In another, separate review to examine whether the station had made progress since the initial report was published, volunteer chiefs Art Jordan and Jerry Deem found that Coles had made some progress, but had plenty of issues still to address, according to a June 12 PowerPoint presentation.
The presentation said that the chiefs did not see as much hostility or negativity between members, but that leadership questions remained.
“There remains concerns with Coles Leadership and urgency for changes,” the presentation said.
In a four-page response letter, which the Fire and Rescue Association’s executive committee discussed Monday, Coles Chief Shane E. Wood wrote that the company had fixed many of the problems raised by county officials.
“[W]e have changed course and are on the path to a much healthier department,” the July 11 letter said.

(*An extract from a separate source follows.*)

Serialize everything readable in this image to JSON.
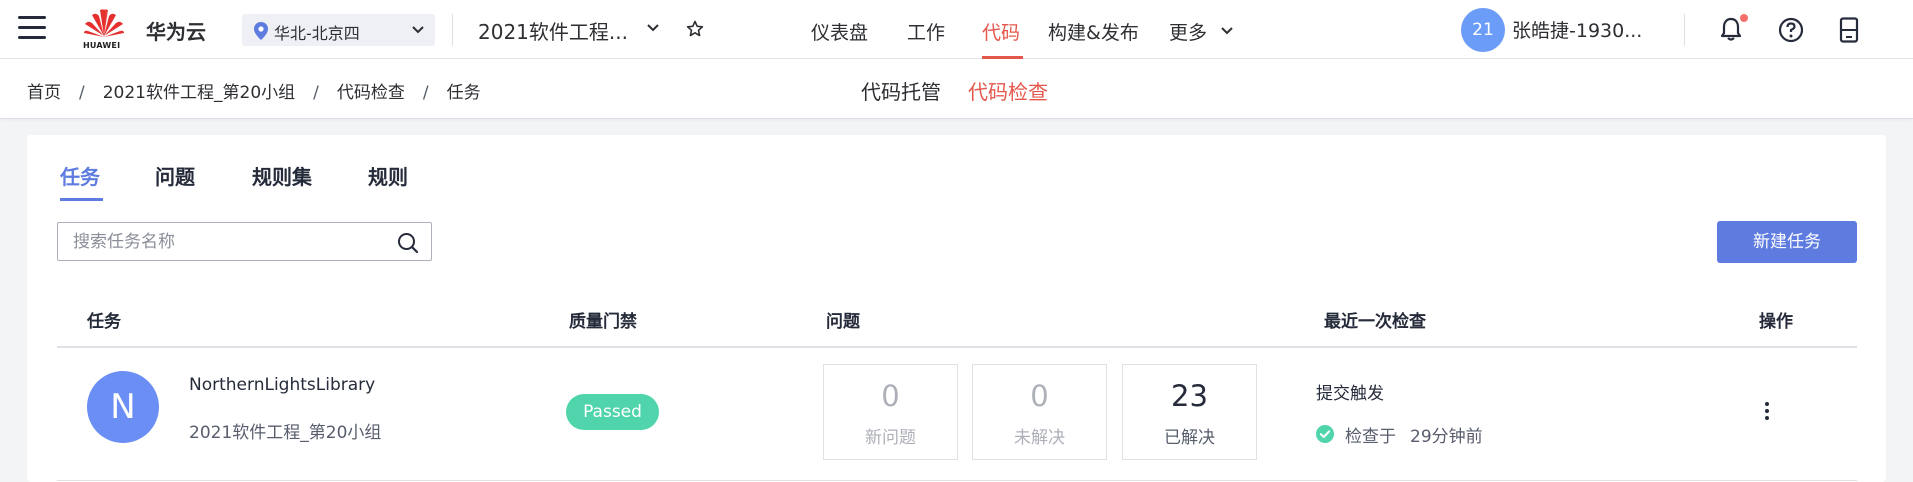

The unit, the letter said, “can no longer be cited for any type of formal noncompliance.”
Members of the FRA executive committee, a group of top career and volunteer chiefs, expressed doubt about Wood’s response.
“It takes a great deal of skill to change an organizational structure,” Fire Chief Kevin McGee said. “Is this group up to doing that?”
Tim Keen, an assistant chief, said that the county should not simply accept Coles’s word. “I don’t think we can walk away from it and say it’s done,” he said.
McGee asked fire officials to assess Coles’s response and bring back their analysis next month. The committee will then consider a “range of options” for how to move forward, McGee said.
Prince William has a true hybrid fire and rescue system, with more than 1,000 volunteers and 500 career staff around the county. Of the county’s 21 stations, just two are solely staffed by career firefighters.